To go too far in depth with the plot would ruin the book for folks. so let's leave it at Although Moist is not among my favorite characters in the Disc, Raising Steam is still an exciting ride that advances Discworld into 19th centure fantasy technology.

*Pratchett has Alzheimer's dementia, sadly. By all accounts, his daughter Rhianna is poised to continue the series when Sir Terry reaches a point where he can't write.

Thursday, April 3, 2014

A Hollow Ending

In what's supposed to be, I think, the last book in Kim Harrison's The Hollows series (The Undead Pool), we get to see Rachel Morgan deal with Elvish religion in the only way she knows how.

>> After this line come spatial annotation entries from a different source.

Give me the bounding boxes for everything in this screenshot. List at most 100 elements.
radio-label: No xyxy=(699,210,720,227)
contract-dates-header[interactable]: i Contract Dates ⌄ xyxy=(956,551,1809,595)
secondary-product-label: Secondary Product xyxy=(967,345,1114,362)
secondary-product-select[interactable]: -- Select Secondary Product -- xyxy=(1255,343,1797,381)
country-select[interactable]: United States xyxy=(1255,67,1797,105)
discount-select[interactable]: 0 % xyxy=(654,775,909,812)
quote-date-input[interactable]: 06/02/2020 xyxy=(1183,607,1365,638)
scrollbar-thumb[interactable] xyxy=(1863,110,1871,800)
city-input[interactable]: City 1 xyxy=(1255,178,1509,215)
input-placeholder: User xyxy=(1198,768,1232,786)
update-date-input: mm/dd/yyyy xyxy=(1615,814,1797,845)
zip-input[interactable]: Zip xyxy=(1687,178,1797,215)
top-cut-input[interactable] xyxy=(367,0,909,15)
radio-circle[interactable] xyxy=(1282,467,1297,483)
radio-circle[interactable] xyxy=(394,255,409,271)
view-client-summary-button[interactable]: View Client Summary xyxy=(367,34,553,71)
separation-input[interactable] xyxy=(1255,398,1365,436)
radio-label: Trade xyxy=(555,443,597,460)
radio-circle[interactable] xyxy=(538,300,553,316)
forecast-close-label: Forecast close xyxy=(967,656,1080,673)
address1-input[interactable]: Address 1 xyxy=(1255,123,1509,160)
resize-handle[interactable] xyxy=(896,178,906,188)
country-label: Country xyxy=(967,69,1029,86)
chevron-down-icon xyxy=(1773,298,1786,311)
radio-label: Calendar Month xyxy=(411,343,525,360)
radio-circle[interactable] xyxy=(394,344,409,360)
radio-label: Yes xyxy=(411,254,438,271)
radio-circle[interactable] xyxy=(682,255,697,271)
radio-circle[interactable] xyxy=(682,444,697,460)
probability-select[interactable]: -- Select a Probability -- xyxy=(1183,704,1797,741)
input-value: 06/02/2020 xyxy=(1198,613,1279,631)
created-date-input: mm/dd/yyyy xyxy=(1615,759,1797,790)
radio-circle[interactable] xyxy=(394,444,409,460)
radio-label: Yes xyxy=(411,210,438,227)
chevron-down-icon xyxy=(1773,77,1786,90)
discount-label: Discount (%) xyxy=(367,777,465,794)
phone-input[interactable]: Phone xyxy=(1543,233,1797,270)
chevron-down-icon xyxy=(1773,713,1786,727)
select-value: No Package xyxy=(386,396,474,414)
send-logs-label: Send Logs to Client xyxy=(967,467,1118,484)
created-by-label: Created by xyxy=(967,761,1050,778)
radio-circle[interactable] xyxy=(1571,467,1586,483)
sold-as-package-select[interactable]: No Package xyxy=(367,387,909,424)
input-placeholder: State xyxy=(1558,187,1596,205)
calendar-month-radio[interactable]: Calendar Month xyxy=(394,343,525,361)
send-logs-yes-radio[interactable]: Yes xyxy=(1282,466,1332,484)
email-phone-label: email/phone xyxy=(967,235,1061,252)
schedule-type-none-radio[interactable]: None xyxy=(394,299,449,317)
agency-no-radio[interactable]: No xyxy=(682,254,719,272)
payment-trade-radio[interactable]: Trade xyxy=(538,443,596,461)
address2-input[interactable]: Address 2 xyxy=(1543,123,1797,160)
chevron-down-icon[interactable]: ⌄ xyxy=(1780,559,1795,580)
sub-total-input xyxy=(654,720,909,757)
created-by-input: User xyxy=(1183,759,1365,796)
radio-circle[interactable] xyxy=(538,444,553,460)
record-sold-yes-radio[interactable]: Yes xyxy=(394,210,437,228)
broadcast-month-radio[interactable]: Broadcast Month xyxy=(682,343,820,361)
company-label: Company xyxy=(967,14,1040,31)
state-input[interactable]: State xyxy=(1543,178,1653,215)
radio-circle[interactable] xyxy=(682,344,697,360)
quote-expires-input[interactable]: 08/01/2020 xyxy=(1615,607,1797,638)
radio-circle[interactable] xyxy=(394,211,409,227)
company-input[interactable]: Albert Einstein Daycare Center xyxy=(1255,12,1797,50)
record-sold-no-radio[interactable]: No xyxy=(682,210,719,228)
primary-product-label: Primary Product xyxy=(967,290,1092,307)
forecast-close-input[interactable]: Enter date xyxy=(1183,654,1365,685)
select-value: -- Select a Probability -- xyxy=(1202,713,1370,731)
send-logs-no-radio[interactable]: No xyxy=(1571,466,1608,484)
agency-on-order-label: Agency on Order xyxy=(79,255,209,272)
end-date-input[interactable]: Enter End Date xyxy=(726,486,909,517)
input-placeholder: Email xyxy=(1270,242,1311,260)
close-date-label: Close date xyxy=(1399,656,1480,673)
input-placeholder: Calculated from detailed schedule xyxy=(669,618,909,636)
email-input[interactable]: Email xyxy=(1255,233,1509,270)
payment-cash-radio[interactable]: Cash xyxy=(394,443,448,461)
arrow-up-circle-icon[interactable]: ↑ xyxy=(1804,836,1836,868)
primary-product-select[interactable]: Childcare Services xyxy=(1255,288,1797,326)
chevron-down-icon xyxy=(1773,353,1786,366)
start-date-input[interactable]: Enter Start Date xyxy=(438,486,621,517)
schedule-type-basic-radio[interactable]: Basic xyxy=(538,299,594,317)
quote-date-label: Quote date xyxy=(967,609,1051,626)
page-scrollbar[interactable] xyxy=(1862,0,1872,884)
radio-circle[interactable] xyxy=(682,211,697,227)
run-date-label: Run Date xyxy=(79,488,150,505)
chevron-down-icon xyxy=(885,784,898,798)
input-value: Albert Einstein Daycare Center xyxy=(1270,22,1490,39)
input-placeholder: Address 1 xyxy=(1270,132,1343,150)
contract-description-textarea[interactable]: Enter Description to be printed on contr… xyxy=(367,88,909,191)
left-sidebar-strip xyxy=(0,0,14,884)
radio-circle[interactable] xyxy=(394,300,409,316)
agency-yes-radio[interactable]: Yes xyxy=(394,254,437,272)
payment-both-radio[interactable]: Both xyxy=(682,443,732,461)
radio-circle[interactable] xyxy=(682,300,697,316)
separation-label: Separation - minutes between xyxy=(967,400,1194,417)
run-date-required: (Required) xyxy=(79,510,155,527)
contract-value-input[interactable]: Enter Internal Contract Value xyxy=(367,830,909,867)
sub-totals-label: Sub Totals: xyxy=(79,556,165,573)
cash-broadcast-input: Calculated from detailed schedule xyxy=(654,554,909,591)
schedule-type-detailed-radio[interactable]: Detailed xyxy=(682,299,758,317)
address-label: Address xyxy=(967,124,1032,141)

We begin with Rachel, day walking demon who started off as an Earth witch, working security for Trent, the elf who's father developed a cure of sorts for Rosewood disease. Trent wants to date Rachel, but really can't because of his impending nuptials to Elizabeth, the elf who's acting as mother to two elven babies in Trent's care.

Then things start exploding.

As the book progresses, we find that Living vampires in league with the Dewar elves are using bits of the elvish goddess to knock out the Undead vampire, which is causing chaos with any form of magic. (It's a very convoluted plot.)

As an ending, it works, I guess. It's not nearly as bad as the epilogue Charlaine Harris gave her Southern Vampires, and thankfully, Harrison hasn't dragged the Hollows out the way Laurell K. Hamilton has dragged out Anita Blake.

There are things I really like in here. I love the idea of the elvish goddess being less a being than a collection of infinite awareness that form a kind of hive mind. I love that she's managed to give the cast a spot in here without having to shoehorn in stragglers.

There are things I wasn't as fond of, since Rachel and Trent's relationship over the course of the series is a bit like the early seasons of Moonlighting. You know, frenemies. In this book, it seems more than a little forced.

There's also some fairly uncharacteristic erotica slipped in the middle third. While the series has used sexual tension quite effectively, it normally doesn't delve that deeply into the play by play. On the bright side, it's as awkward for the characters involved as it is for the reader. (This is not some other series, where the sex is always mind blowing and perfect. This is much more of the "I just got an elbow in my face" variety.)

If this is indeed where Rachel's story ends, I'll miss her. If it's not, hopefully Harrison has a way to rekindle the magic after such a fairly final end.